Become a Member
Student Views

By

Student Views,

Student Views

Opinion

Is segregation the price Jewish teenagers must pay for a less stressful social life?

April 12, 2016 15:54
Noa cut out
2 min read

When I was seventeen, I used to beg to go out on Friday nights. My friends would congregate at one house every week after school, and they’d stay until late, drinking cheap wine bought from the wilfully ignorant man in the corner shop who’d decided they were all eighteen and didn’t ask any more questions. It was an institution for the group.

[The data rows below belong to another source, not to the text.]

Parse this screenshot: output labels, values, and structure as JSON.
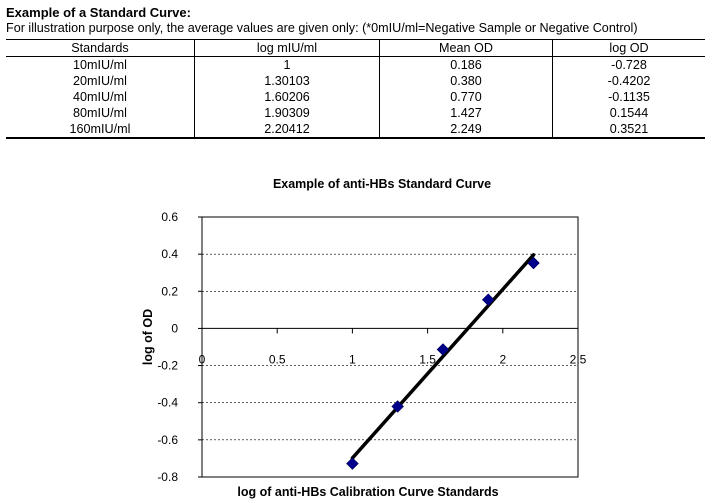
{
  "doc": {
    "heading": "Example of a Standard Curve:",
    "subheading": "For illustration purpose only, the average values are given only: (*0mIU/ml=Negative Sample or Negative Control)"
  },
  "table": {
    "headers": [
      "Standards",
      "log mIU/ml",
      "Mean OD",
      "log OD"
    ],
    "rows": [
      [
        "10mIU/ml",
        "1",
        "0.186",
        "-0.728"
      ],
      [
        "20mIU/ml",
        "1.30103",
        "0.380",
        "-0.4202"
      ],
      [
        "40mIU/ml",
        "1.60206",
        "0.770",
        "-0.1135"
      ],
      [
        "80mIU/ml",
        "1.90309",
        "1.427",
        "0.1544"
      ],
      [
        "160mIU/ml",
        "2.20412",
        "2.249",
        "0.3521"
      ]
    ]
  },
  "chart_data": {
    "type": "scatter",
    "title": "Example of anti-HBs Standard Curve",
    "xlabel": "log of anti-HBs Calibration Curve Standards",
    "ylabel": "log of OD",
    "xlim": [
      0,
      2.5
    ],
    "ylim": [
      -0.8,
      0.6
    ],
    "xticks": [
      0,
      0.5,
      1,
      1.5,
      2,
      2.5
    ],
    "xtick_labels": [
      "0",
      "0.5",
      "1",
      "1.5",
      "2",
      "2.5"
    ],
    "yticks": [
      0.6,
      0.4,
      0.2,
      0,
      -0.2,
      -0.4,
      -0.6,
      -0.8
    ],
    "ytick_labels": [
      "0.6",
      "0.4",
      "0.2",
      "0",
      "-0.2",
      "-0.4",
      "-0.6",
      "-0.8"
    ],
    "grid": "horizontal dashed",
    "x": [
      1,
      1.30103,
      1.60206,
      1.90309,
      2.20412
    ],
    "y": [
      -0.728,
      -0.4202,
      -0.1135,
      0.1544,
      0.3521
    ],
    "trendline": {
      "type": "linear",
      "x_range": [
        1,
        2.20412
      ]
    },
    "marker": "diamond",
    "marker_color": "#00008b",
    "line_color": "#000000"
  }
}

Unfortunately for my parents, I fell in with this crowd rather than the no-Friday-nights group with whom I’d gone on Israel tour. I can imagine that it would have been easier for them, and for me, if my friends had all been more like me – the rows over the Shabbos table would have been less frequent, I wouldn’t have had to work so hard to stay included, and I could have continued enjoying Friday nights at home with my parents and frustratingly undemanding younger brother.

Then again, perhaps it was healthy to have something to rebel against. My very liberal, tolerant parents never put an unholy amount of pressure on me about anything (except for the morning of my Physics GCSE, when my mother sat in the car outside the exam hall with me and plutzed about the fact that I could not remember a single one of the necessary equations or rules). They bought me nice clothes, fed me good food and took me on fun holidays. With my parents, I never really had much to complain about. And they were sympathetic when I (regularly) hated teachers; when girls at school were horrible; when (Jewish) boys didn’t fancy me. They looked after me and were supportive in all manners. So it was only natural that at some point we’d come to an impasse, and that’s probably a good thing, otherwise I might have developed those neuroses for kids who are never told ‘no’.

Unfortunately, if you send Jewish kids to non-Jewish schools, they may well end up being friends with non-Jews. And then, unfortunately, Jewish kids will be forced to choose between a healthy relationship with their nice Jewish family, and the friends and teenage years they want. It was a particular sticking point for me because I hated school and didn’t have many school friends; finding a solid group of friends from somewhere else was a miraculous surprise that didn’t hit me until sixth form. Finally, friends – and I was missing out on the most crucial events.